- Business Insider CEO Henry Blodget discusses the meteoric rise of bitcoin. He references a recent research note published by former Merrill Lynch chief investment strategist Richard Bernstein, who refers to the cryptocurrency as “bitcon.” Blodget walks through Bernstein’s assertion the bitcoin meets all five characteristics of a bubble: available liquidity, leverage, democratization, new issues and turnover. The good news for bitcoin speculators is that Bernstein thinks the rally will continue until the Fed siphons off liquidity.
- Business Insider editor-at-large Sara Silverstein, who is generally a bitcoin enthusiast, recognises that it could be a bubble, but nothing like past catastrophic ones like the tulip bubble. She says it could end up drawing some parallels to the tech bubble, however, because after that market blowup, tech remained a large asset class and a big part of the market. Blodget then points out that there’s no real way to value bitcoin, and that efforts to do so are absurd. In the near to medium term, Silverstein still sees lots of money flowing into bitcoin and the cryptocurrency space at large.
- Blodget and Silverstein then discuss the argument that we’re nearing “peak media” in the US. According to a recent study, the average US adult spends 12 hours a day consuming tech and media, and Blodget says that’s been driven by the rise of the internet. He doesn’t see the amount of time used to consume media increasing meaningfully going forward.
- Business Insider senior editor Josh Barro sits down with Paul Krugman, a Nobel Prize-winning economist and distinguished professor of economics at the City University of New York. They start by addressing the one-page sheet released by the Treasury department this past week, which argued that President Trump’s economic policies – including the tax bill – will shrink the government deficit. Krugman says that the gross domestic product (GDP) growth forecast put forth was pulled out of thin air, with no backup. He notes that the projections are roughly nine times that of the Joint Committee on Taxation’s forecast. Krugman says that even the most ideal policy in the world would fail to boost GDP by 7%.
- Barro asks if the tax plan as proposed will boost economic growth at all, and Krugman says he’s not particularly optimistic about it. He notes that many of the studies that have been done don’t touch on the impact of the national deficit on growth, and says that many of those organisations are using an inexact definition of growth. Krugman says that even if GDP ends up being positive, gross national product could end up being negative.
- Barro then poses the question of whether corporate tax cuts will significantly benefit US workers. Krugman says that there will probably be some positive impact, but only in the longer term, not in the immediate term. He predicts that US workers won’t see a noticeable wage increase in the next five years. Krugman then goes on to say that, overall, the tax bill won’t have a pronounced negative effect on conditions in the US. He thinks that when the economy is near full employment, we should pay down debt and not run up additional obligations, but ultimately doesn’t see any sort of crisis resulting from it.
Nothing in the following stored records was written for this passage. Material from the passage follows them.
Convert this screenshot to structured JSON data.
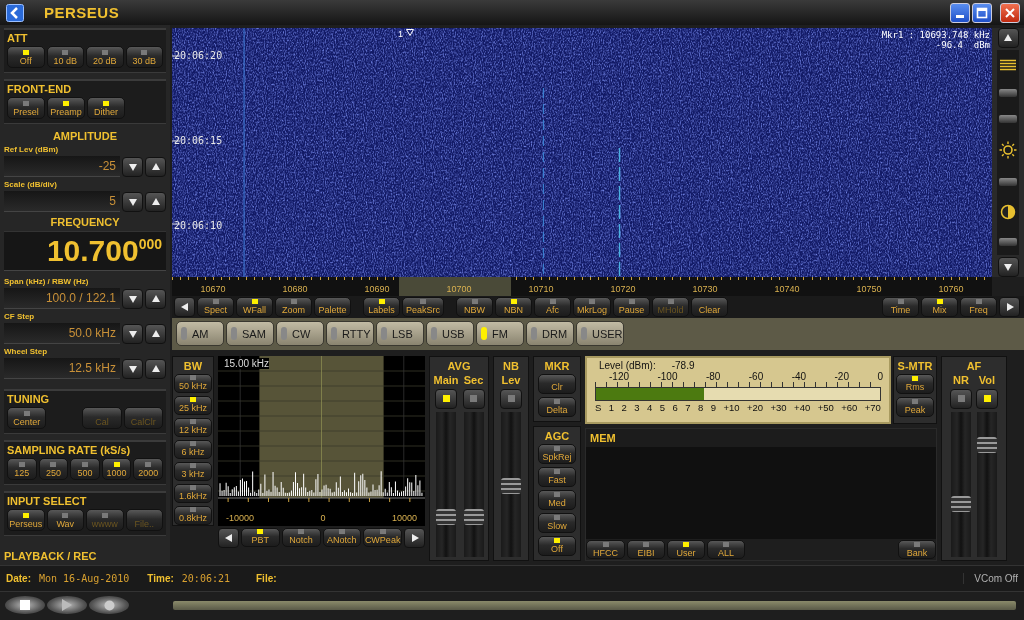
{
  "window": {
    "title": "PERSEUS"
  },
  "att": {
    "title": "ATT",
    "buttons": [
      {
        "label": "Off",
        "on": true
      },
      {
        "label": "10 dB",
        "on": false
      },
      {
        "label": "20 dB",
        "on": false
      },
      {
        "label": "30 dB",
        "on": false
      }
    ]
  },
  "front_end": {
    "title": "FRONT-END",
    "buttons": [
      {
        "label": "Presel",
        "on": false
      },
      {
        "label": "Preamp",
        "on": true
      },
      {
        "label": "Dither",
        "on": true
      }
    ]
  },
  "amplitude": {
    "title": "AMPLITUDE",
    "fields": [
      {
        "label": "Ref Lev (dBm)",
        "value": "-25"
      },
      {
        "label": "Scale (dB/div)",
        "value": "5"
      }
    ]
  },
  "frequency": {
    "title": "FREQUENCY",
    "display": "10.700$^{000}$",
    "fields": [
      {
        "label": "Span (kHz) / RBW (Hz)",
        "value": "100.0 / 122.1"
      },
      {
        "label": "CF Step",
        "value": "50.0 kHz"
      },
      {
        "label": "Wheel Step",
        "value": "12.5 kHz"
      }
    ]
  },
  "tuning": {
    "title": "TUNING",
    "buttons": [
      {
        "label": "Center",
        "kind": "led",
        "on": false,
        "disabled": false
      },
      {
        "label": "Cal",
        "kind": "plain",
        "disabled": true
      },
      {
        "label": "CalClr",
        "kind": "plain",
        "disabled": true
      }
    ]
  },
  "sampling_rate": {
    "title": "SAMPLING RATE (kS/s)",
    "buttons": [
      {
        "label": "125",
        "on": false
      },
      {
        "label": "250",
        "on": false
      },
      {
        "label": "500",
        "on": false
      },
      {
        "label": "1000",
        "on": true
      },
      {
        "label": "2000",
        "on": false
      }
    ]
  },
  "input_select": {
    "title": "INPUT SELECT",
    "buttons": [
      {
        "label": "Perseus",
        "kind": "led",
        "on": true,
        "disabled": false
      },
      {
        "label": "Wav",
        "kind": "led",
        "on": false,
        "disabled": false
      },
      {
        "label": "wwww",
        "kind": "led",
        "on": false,
        "disabled": true
      },
      {
        "label": "File..",
        "kind": "plain",
        "disabled": true
      }
    ]
  },
  "playback": {
    "title": "PLAYBACK / REC"
  },
  "waterfall": {
    "times": [
      "20:06:20",
      "20:06:15",
      "20:06:10"
    ],
    "marker": "1",
    "marker_readout": [
      "Mkr1 : 10693.748 kHz",
      "-96.4  dBm"
    ]
  },
  "freq_axis": [
    "10670",
    "10680",
    "10690",
    "10700",
    "10710",
    "10720",
    "10730",
    "10740",
    "10750",
    "10760"
  ],
  "toolbar": [
    {
      "label": "Spect",
      "kind": "led",
      "on": false,
      "disabled": false
    },
    {
      "label": "WFall",
      "kind": "led",
      "on": true,
      "disabled": false
    },
    {
      "label": "Zoom",
      "kind": "led",
      "on": false,
      "disabled": false
    },
    {
      "label": "Palette",
      "kind": "plain",
      "disabled": false
    },
    {
      "label": "Labels",
      "kind": "led",
      "on": true,
      "disabled": false
    },
    {
      "label": "PeakSrc",
      "kind": "led",
      "on": false,
      "disabled": false
    },
    {
      "label": "NBW",
      "kind": "led",
      "on": false,
      "disabled": false
    },
    {
      "label": "NBN",
      "kind": "led",
      "on": true,
      "disabled": false
    },
    {
      "label": "Afc",
      "kind": "led",
      "on": false,
      "disabled": false
    },
    {
      "label": "MkrLog",
      "kind": "led",
      "on": false,
      "disabled": false
    },
    {
      "label": "Pause",
      "kind": "led",
      "on": false,
      "disabled": false
    },
    {
      "label": "MHold",
      "kind": "led",
      "on": false,
      "disabled": true
    },
    {
      "label": "Clear",
      "kind": "plain",
      "disabled": false
    }
  ],
  "toolbar_right": [
    {
      "label": "Time",
      "on": false
    },
    {
      "label": "Mix",
      "on": true
    },
    {
      "label": "Freq",
      "on": false
    }
  ],
  "modes": [
    {
      "label": "AM",
      "selected": false
    },
    {
      "label": "SAM",
      "selected": false
    },
    {
      "label": "CW",
      "selected": false
    },
    {
      "label": "RTTY",
      "selected": false
    },
    {
      "label": "LSB",
      "selected": false
    },
    {
      "label": "USB",
      "selected": false
    },
    {
      "label": "FM",
      "selected": true
    },
    {
      "label": "DRM",
      "selected": false
    },
    {
      "label": "USER",
      "selected": false
    }
  ],
  "bw": {
    "title": "BW",
    "buttons": [
      {
        "label": "50 kHz",
        "on": false
      },
      {
        "label": "25 kHz",
        "on": true
      },
      {
        "label": "12 kHz",
        "on": false
      },
      {
        "label": "6 kHz",
        "on": false
      },
      {
        "label": "3 kHz",
        "on": false
      },
      {
        "label": "1.6kHz",
        "on": false
      },
      {
        "label": "0.8kHz",
        "on": false
      }
    ]
  },
  "filter_display": {
    "readout": "15.00 kHz",
    "axis": [
      "-10000",
      "0",
      "10000"
    ]
  },
  "filter_buttons": [
    {
      "label": "PBT",
      "on": true
    },
    {
      "label": "Notch",
      "on": false
    },
    {
      "label": "ANotch",
      "on": false
    },
    {
      "label": "CWPeak",
      "on": false
    }
  ],
  "avg": {
    "title": "AVG",
    "channels": [
      {
        "label": "Main",
        "on": true,
        "level": 0.25
      },
      {
        "label": "Sec",
        "on": false,
        "level": 0.25
      }
    ]
  },
  "nb": {
    "title": "NB",
    "channels": [
      {
        "label": "Lev",
        "on": false,
        "level": 0.49
      }
    ]
  },
  "mkr": {
    "title": "MKR",
    "buttons": [
      {
        "label": "Clr",
        "kind": "plain"
      },
      {
        "label": "Delta",
        "kind": "led",
        "on": false
      }
    ]
  },
  "agc": {
    "title": "AGC",
    "buttons": [
      {
        "label": "SpkRej",
        "on": false
      },
      {
        "label": "Fast",
        "on": false
      },
      {
        "label": "Med",
        "on": false
      },
      {
        "label": "Slow",
        "on": false
      },
      {
        "label": "Off",
        "on": true
      }
    ]
  },
  "s_meter": {
    "label": "Level (dBm):",
    "reading": "-78.9",
    "scale": [
      "-120",
      "-100",
      "-80",
      "-60",
      "-40",
      "-20",
      "0"
    ],
    "s_scale": [
      "S",
      "1",
      "2",
      "3",
      "4",
      "5",
      "6",
      "7",
      "8",
      "9",
      "+10",
      "+20",
      "+30",
      "+40",
      "+50",
      "+60",
      "+70"
    ],
    "level": 0.38
  },
  "s_mtr": {
    "title": "S-MTR",
    "buttons": [
      {
        "label": "Rms",
        "on": true
      },
      {
        "label": "Peak",
        "on": false
      }
    ]
  },
  "mem": {
    "title": "MEM",
    "buttons": [
      {
        "label": "HFCC",
        "on": false
      },
      {
        "label": "EIBI",
        "on": false
      },
      {
        "label": "User",
        "on": true
      },
      {
        "label": "ALL",
        "on": false
      }
    ],
    "bank": {
      "label": "Bank",
      "on": false
    }
  },
  "af": {
    "title": "AF",
    "channels": [
      {
        "label": "NR",
        "on": false,
        "level": 0.35
      },
      {
        "label": "Vol",
        "on": true,
        "level": 0.81
      }
    ]
  },
  "status_bar": {
    "date_label": "Date:",
    "date": "Mon 16-Aug-2010",
    "time_label": "Time:",
    "time": "20:06:21",
    "file_label": "File:",
    "vcom": "VCom Off"
  }
}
- Krugman doesn’t attribute the recent run up in stocks to the GOP tax bill. He notes that stocks are up about the same amount all around the world, which is certainly not specific to Trump. In terms of the economy, he doesn’t think Trump deserves credit for how strong it is, considering no actual policies have been put into place. He also mentions that the economy has been adding jobs at a steady rate for years now.
- Krugman shares his thoughts on the Fed, and says that while he saw no reason to push out Yellen, that Jerome Powell will be an adequate replacement. However, he says he’s afraid of Fed board appointments, considering the GOP has been defiantly wrong about everything monetary for the past decade. He does note that the board hasn’t historically had much impact on policy, with the chairman controlling a great deal of it.
- Barro asks Krugman for his thoughts on Trump’s threats with regards to global trade, including a withdrawal from NAFTA. Krugman says something like that would be a huge issue, and points out that there’s no such thing as American manufacturing – that it’s more accurately described as North American manufacturing, considering how interconnected the US has become with Mexico and Canada. He says disrupting NAFTA would be very costly, and says that trade will be the way we can tell whether there’s any Trump unorthodoxy left. From a labour perspective, Krugman says that immigrant workers aren’t competing with US-born ones anymore, but rather other immigrants.
- In the Fidelity Insight of the week, Silverstein sits down with Matt Fruhan, a portfolio manager at the firm, about where there are opportunities in equities. He says that his funds have started tilting a little more towards value in the last couple years. On a three- to five-year basis, he says he looks at earnings growth and yield, relative to valuations. Fruhan notes that growth has picked up in the last few years, with tech leading the way. He says that quantitative easing has led to an abundance of capital in the market, something he doesn’t see as particularly sustainable.
- Fruhan shares his thoughts on FANG stocks, which he says are loved by consumer and are offering a great deal of growth. He notes that companies like Facebook and Google have done a great job penetrating the online ad market and taken a lot of share. Fruhan then says that in order for the companies to hit current estimates, they’re going to have to gain even more advertising market share. He thinks that until we see slower growth or different capital costs, it’s going to be tough to change how the market values these mega-cap tech companies.